NavList:
A Community Devoted to the Preservation and Practice of Celestial Navigation and Other Methods of Traditional Wayfinding
From: Todd Spath
Date: 2023 Jul 1, 05:48 -0700
This time I managed to get to the shoreline with my sextant late in the day, when the sun is out over the water (Az ~ 290 deg). I took a series of 18 sights over 20 minutes with the lower limb of the Sun descending from 14d23.8m to 10d16.4m .
I reduced the sights using Henning Umland’s Sight Reduction for the Sun, V1.39 retaining the default temperature and pressure.
https://www.celnav.de/sunsight.htm
The mean of the intercepts was -1 nm and the standard deviation was 2.88 . This suggests that the smoke had little effect on refraction.

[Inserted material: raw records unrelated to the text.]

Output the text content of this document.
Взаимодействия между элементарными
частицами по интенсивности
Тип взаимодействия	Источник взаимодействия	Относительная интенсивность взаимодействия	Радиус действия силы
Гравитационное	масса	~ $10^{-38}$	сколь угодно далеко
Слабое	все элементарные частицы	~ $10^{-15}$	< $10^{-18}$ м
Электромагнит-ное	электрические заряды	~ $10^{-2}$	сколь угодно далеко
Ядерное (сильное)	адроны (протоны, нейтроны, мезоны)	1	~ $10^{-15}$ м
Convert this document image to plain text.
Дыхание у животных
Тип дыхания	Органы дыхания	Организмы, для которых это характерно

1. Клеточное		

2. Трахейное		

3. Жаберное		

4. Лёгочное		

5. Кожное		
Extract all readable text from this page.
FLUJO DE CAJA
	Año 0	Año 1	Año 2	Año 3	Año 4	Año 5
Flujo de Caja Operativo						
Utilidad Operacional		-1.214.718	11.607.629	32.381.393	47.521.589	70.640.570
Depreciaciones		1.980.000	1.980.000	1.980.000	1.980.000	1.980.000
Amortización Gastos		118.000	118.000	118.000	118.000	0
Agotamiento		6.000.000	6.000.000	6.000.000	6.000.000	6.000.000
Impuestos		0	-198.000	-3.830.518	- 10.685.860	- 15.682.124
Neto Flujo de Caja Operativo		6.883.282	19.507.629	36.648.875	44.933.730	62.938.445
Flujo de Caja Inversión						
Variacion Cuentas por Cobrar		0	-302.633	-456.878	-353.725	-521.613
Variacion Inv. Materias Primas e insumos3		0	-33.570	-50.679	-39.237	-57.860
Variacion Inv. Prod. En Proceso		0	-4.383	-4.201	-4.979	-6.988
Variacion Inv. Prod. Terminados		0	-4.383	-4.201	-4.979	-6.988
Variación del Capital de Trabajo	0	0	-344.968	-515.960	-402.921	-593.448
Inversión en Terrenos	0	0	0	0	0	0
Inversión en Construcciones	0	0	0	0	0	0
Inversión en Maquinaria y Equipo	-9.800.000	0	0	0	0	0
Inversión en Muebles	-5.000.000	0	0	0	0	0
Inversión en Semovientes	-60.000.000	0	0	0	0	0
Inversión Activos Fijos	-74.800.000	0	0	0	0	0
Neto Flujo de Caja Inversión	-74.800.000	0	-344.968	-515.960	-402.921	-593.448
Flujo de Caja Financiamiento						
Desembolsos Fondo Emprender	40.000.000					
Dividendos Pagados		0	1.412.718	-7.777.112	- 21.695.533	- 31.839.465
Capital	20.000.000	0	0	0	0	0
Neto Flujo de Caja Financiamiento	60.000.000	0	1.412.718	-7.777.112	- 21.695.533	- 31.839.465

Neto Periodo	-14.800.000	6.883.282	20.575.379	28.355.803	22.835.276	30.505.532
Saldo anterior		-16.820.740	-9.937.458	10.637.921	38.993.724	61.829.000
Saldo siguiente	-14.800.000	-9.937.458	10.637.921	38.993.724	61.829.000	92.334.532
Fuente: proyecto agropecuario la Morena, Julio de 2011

More practically, the haze made very little contrast between the water and sky and I think this adds to the variability. It was a challenge to bring the sun to the nearly invisible horizon and not be biased by the reflection of the sun off the water. It was a comparison of slightly bluish-grey vs slightly brownish-grey, but mostly just grey! Visibility was less than 2 miles at times (couldn’t see the buoy off shore), so dip-short may also have been a factor. The sun’s attenuation was so great that the crossed-polarizer index shade was set full open!